A mid-sized pharmaceutical company was scouting new RNA platforms to license for their rare disease pipeline. A biotech startup had caught their attention with a proprietary siRNA delivery system, claiming improved tissue specificity and reduced immune activation. The pharma team was intrigued but skeptical: the startup had limited data and bold claims. Before moving forward, they needed an independent, science-driven evaluation of the platform’s real-world potential.

The Questions We Asked

When a novel platform is being considered for licensing, especially in RNA therapeutics, the scientific details matter. Our team at PlexoA asked:

  • Does this platform offer meaningful innovation over current siRNA delivery systems?
  • Is the targeting truly selective — or just statistically significant?
  • How robust are their in vivo models, and are they predictive of human biology?
  • Are there any hidden technical or translational risks?
  • How mature is the technology for scale-up and regulatory filing?

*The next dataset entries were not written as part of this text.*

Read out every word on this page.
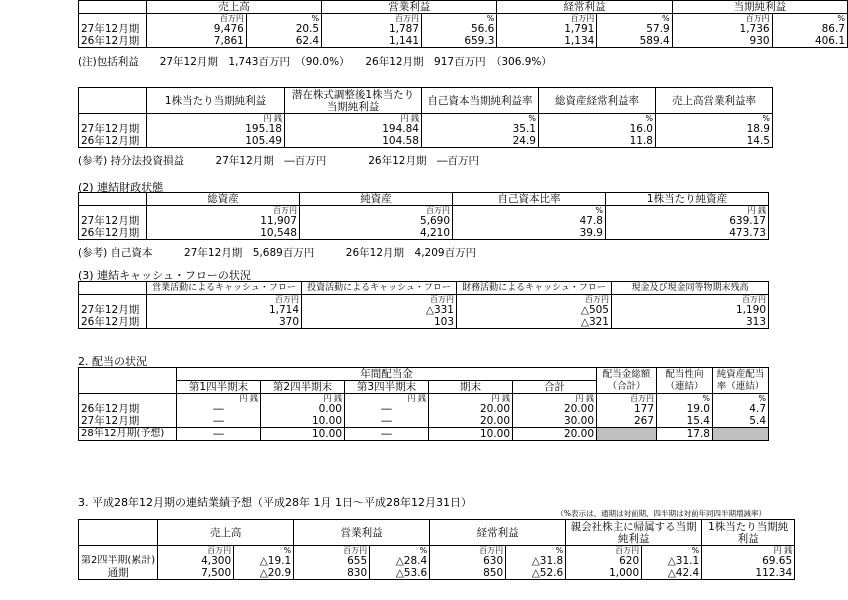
	売上高		営業利益		経常利益		当期純利益	
	百万円	%	百万円	%	百万円	%	百万円	%
27年12月期	9,476	20.5	1,787	56.6	1,791	57.9	1,736	86.7
26年12月期	7,861	62.4	1,141	659.3	1,134	589.4	930	406.1
(注)包括利益　　27年12月期　1,743百万円　（90.0%）　　26年12月期　917百万円　（306.9%）
	1株当たり当期純利益	潜在株式調整後1株当たり当期純利益	自己資本当期純利益率	総資産経常利益率	売上高営業利益率
	円 銭	円 銭	%	%	%
27年12月期	195.18	194.84	35.1	16.0	18.9
26年12月期	105.49	104.58	24.9	11.8	14.5
(参考) 持分法投資損益　　　27年12月期　―百万円　　　　26年12月期　―百万円
(2) 連結財政状態
	総資産	純資産	自己資本比率	1株当たり純資産
	百万円	百万円	%	円 銭
27年12月期	11,907	5,690	47.8	639.17
26年12月期	10,548	4,210	39.9	473.73
(参考) 自己資本　　　27年12月期　5,689百万円　　　26年12月期　4,209百万円
(3) 連結キャッシュ・フローの状況
	営業活動によるキャッシュ・フロー	投資活動によるキャッシュ・フロー	財務活動によるキャッシュ・フロー	現金及び現金同等物期末残高
	百万円	百万円	百万円	百万円
27年12月期	1,714	△331	△505	1,190
26年12月期	370	103	△321	313
2. 配当の状況
	年間配当金					配当金総額（合計）	配当性向（連結）	純資産配当率（連結）
	第1四半期末	第2四半期末	第3四半期末	期末	合計			
	円 銭	円 銭	円 銭	円 銭	円 銭	百万円	%	%
26年12月期	―	0.00	―	20.00	20.00	177	19.0	4.7
27年12月期	―	10.00	―	20.00	30.00	267	15.4	5.4
28年12月期(予想)	―	10.00	―	10.00	20.00		17.8	
3. 平成28年12月期の連結業績予想（平成28年 1月 1日～平成28年12月31日）
（%表示は、通期は対前期、四半期は対前年同四半期増減率）
	売上高		営業利益		経常利益		親会社株主に帰属する当期純利益		1株当たり当期純利益
	百万円	%	百万円	%	百万円	%	百万円	%	円 銭
第2四半期(累計)	4,300	△19.1	655	△28.4	630	△31.8	620	△31.1	69.65
通期	7,500	△20.9	830	△53.6	850	△52.6	1,000	△42.4	112.34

“Financial security and independence are like a three-legged stool resting on savings, insurance and investments.” – Brian Tracy

What We Evaluated

Scientific Feasibility

  • We analyzed the platform’s core components, from vector chemistry to tissue targeting ligands.
  • The startup used modified liposomal carriers with claimed enhanced uptake in hepatic and muscle tissues.
  • The preclinical data was largely in rodents; only one non-human primate study was referenced without raw data.

Innovation Assessment

  • The delivery improvements were real but incremental, not disruptive.
  • Targeting specificity was present — but not unique compared to competitors with published datasets.
  • Our landscape analysis revealed two similar technologies already in Phase I, making differentiation a concern.

Translational Readiness

  • CMC plans were early-stage, with no formal reproducibility data on formulation scale-up.
  • The animal models lacked disease relevance.
  • Safety signals like mild hepatotoxicity were downplayed.

Key Findings

Good Science, But Not Yet “License-Ready”

The technology showed potential — but was still in an exploratory stage. The startup needed deeper data, better model validation, and early regulatory engagement before a serious deal.

Red Flags We Flagged

  • Safety signals that need further exploration
  • Overstated targeting performance
  • Gaps in formulation scale-up
  • Competitive IP already in motion

What Happened Next

Rather than rushing into a licensing deal, the pharma company chose to delay engagement. They returned to the startup with a clear list of scientific milestones and asked for additional validation before resuming talks.

This saved the company a potentially costly and premature agreement — and gave the startup a better roadmap to de-risk their platform.

The Bigger Picture

RNA-based therapies are exciting, but delivery is the real bottleneck. Many platforms claim specificity and low toxicity, but few deliver both — at scale, and in humans. That’s where PlexoA’s R&D due diligence process adds value. By stress-testing the science behind the claims, we help partners move forward with confidence, not guesswork.